Sunday, 29 January 2017

Track of the moment

Charles Mingus - Duet Solo Dancers

Coming off of one of the great Jazz albums, The Black Saint and the Sinner Lady, Duet Solo Dancers is Mingus at his mad genius best. The album itself was intended to be a meditation on Mingus' fractured psyche and the emotional struggles he was enduring at the time. Chaotic, erratic and messy, Duet Solo Dancers can be a difficult, but extraordinary listen that encapsulates a wide array of emotion in one movement.

The piece starts with a fairly tender, melancholy piano intro, with the horns soon taking over and giving a very similar introspective sound. One that seems to resound with regret. From here we delve deeper into a personal struggle as the horn playing becomes more erratic and the tempo begins to increase, representing a loss of control and a free fall through an emotional mire - where one is trapped despite an apparent attempt at resilience. After a brief pause for thought, the sound then develops into an acceptance of this sad fate. Towards the end, a sax breaks through the feeling of complete abjection to offer a glimpse of hope despite being seemingly defeated. However, this is soon enclosed by the instrumentation that forebodes only inevitable doom.



Sunday, 31 July 2016

Sufjan Stevens - Forth of July

Of the few fresh LPs I've managed to listen to this year, Sufjan Steven's is one of the standouts. Of the handful of really great tracks on the album, Forth of July is easily the standout one for me. Simple, but emotionally potent, it's the best kind of Steven's track (reminiscent of the likes of Redford and Casimir Pulaski Day).

Following the album's theme of yearning and abandonment, this track recounts a deathbed conversation between Sufjan and his mother. Here, she apologises for her continued absence during his childhood ('And I'm sorry I left, But it was for the best) and the pride she holds in her son. For his part, Sufjan expresses an unconditional love and affection that surpasses simple forgiveness.
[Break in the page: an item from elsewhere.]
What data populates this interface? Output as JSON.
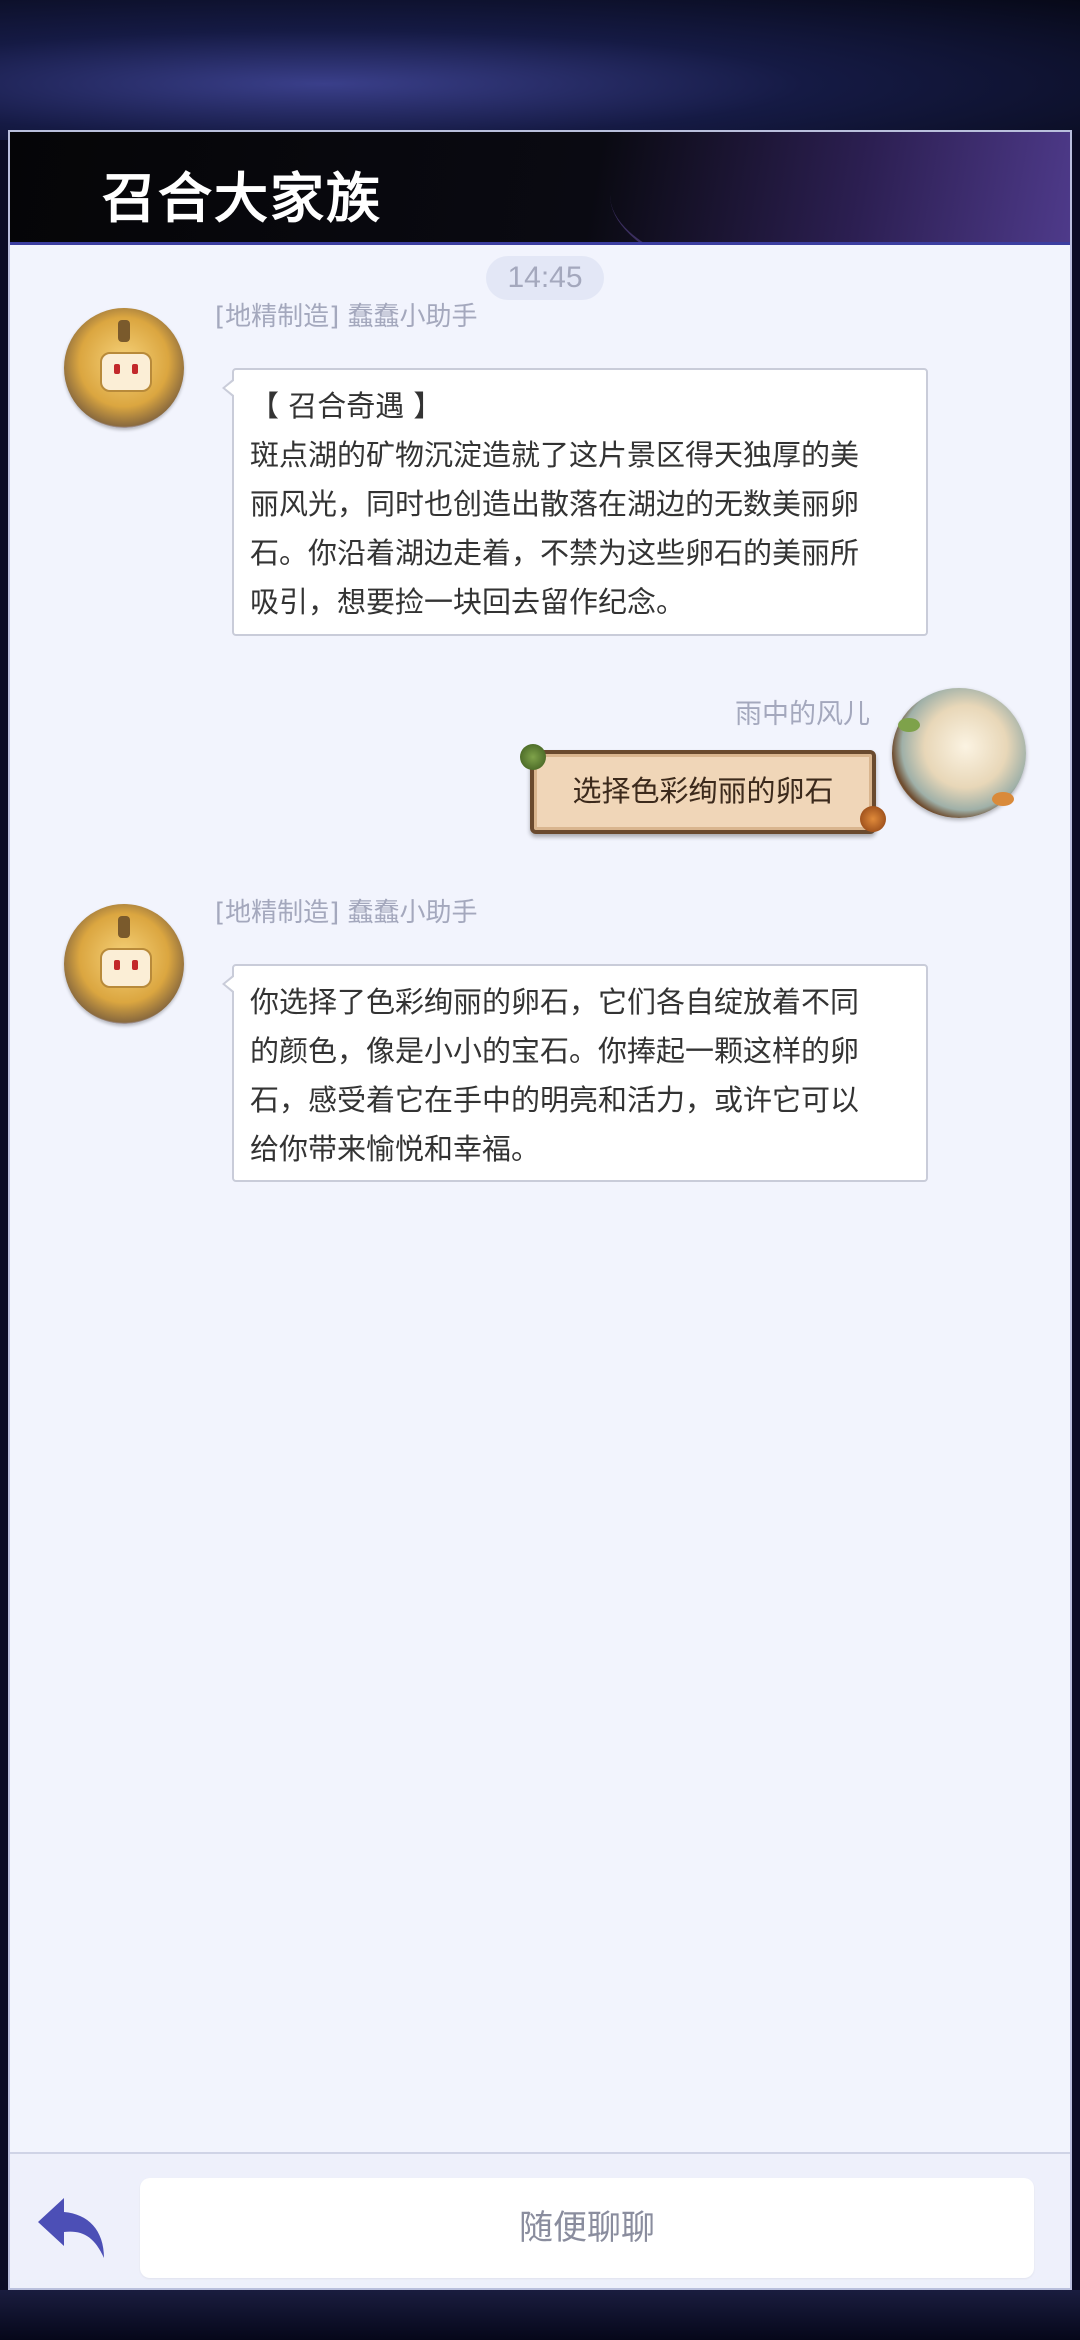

The most heartbreaking thing about the whole exchange is the fact that it is probably fabricated, a fantasy of a relationship that many will have wished they had had with a lost loved one. For Sufjan, it is the motherly comfort and reassurance that he never received (My little hawk, Why do you cry?).
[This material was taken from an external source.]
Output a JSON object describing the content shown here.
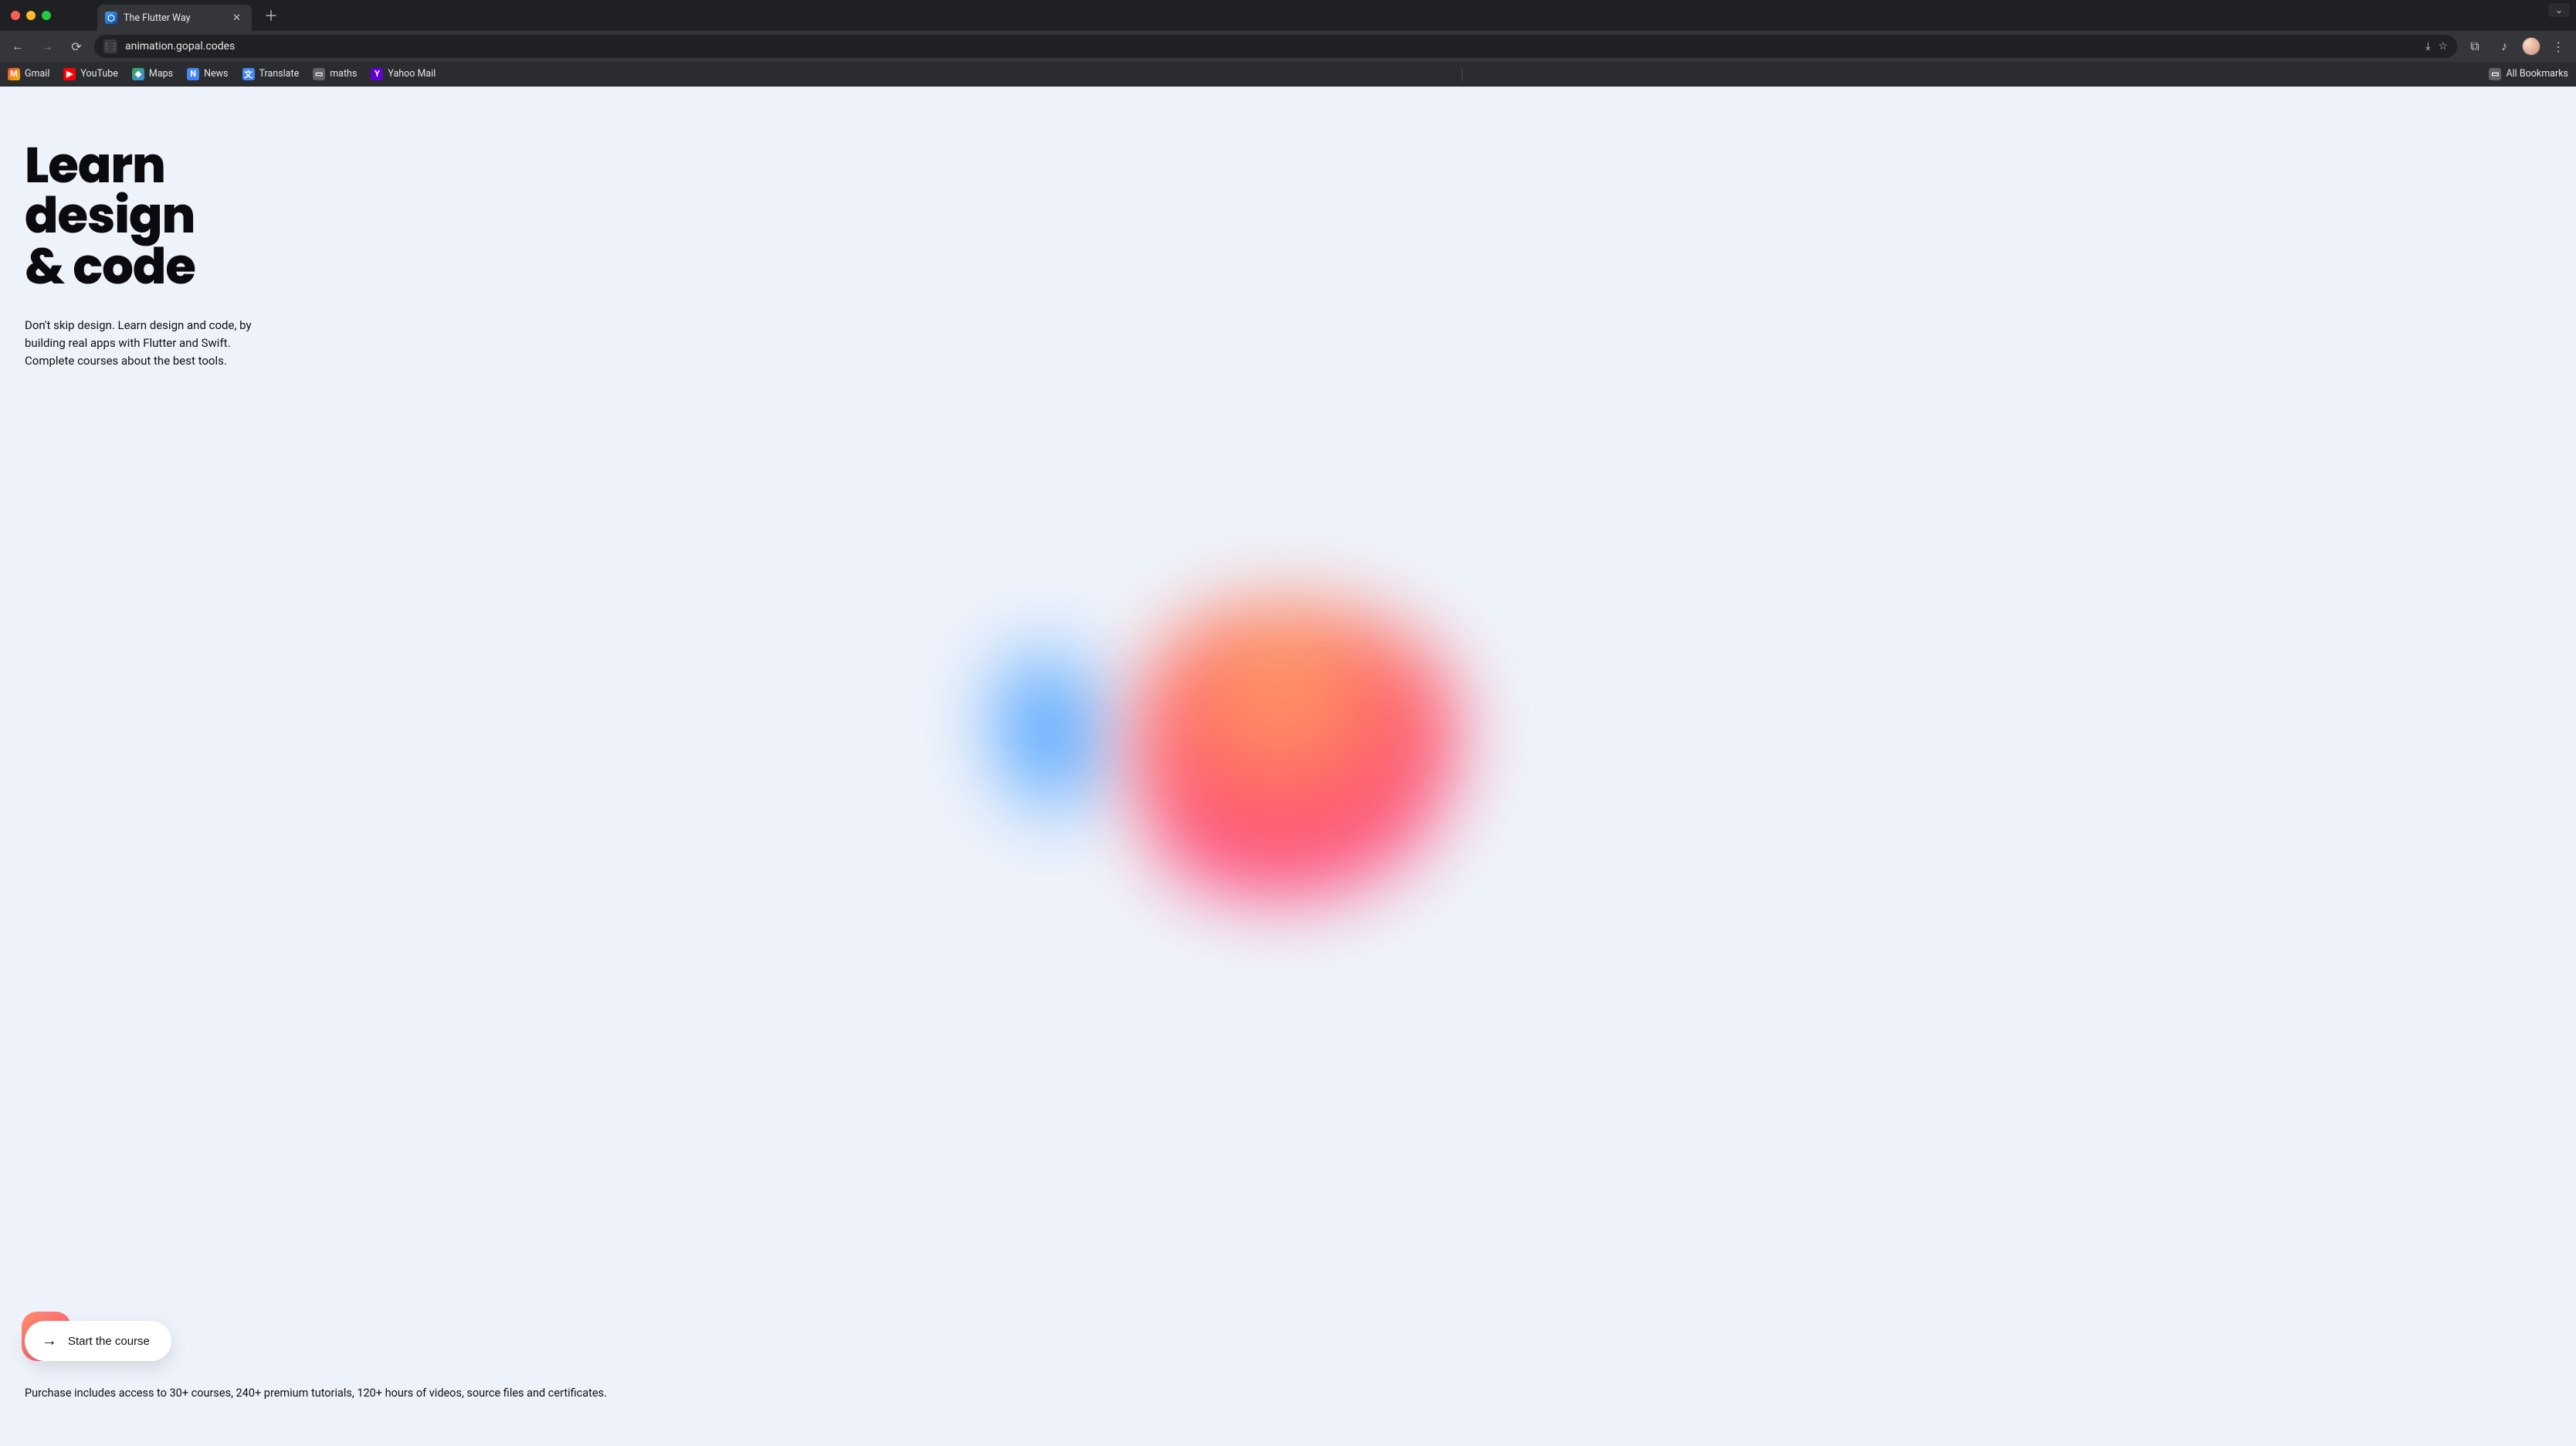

What I love about this track is not only its tender and emotionally charged feel, or its open and personal lyrics, but how easily relatable it is. How many of us regret the missed opportunities we had to tell lost one's things we had on the tip of our tongues? And how many of us never heard what we needed to hear from those we lost?

The track ends with the repetition of the line 'We're all gonna die'. At first, this comes across as another line of reassurance given by Sufjan's mother about her inevitable passing, then a more sweeping realisation and finally a chilling reminder of our own mortality. Like his best work, this song is simple and harrowing, but incredibly beautiful.

Best listened to - Through headphones in the backseat of a car driving down a midnight road.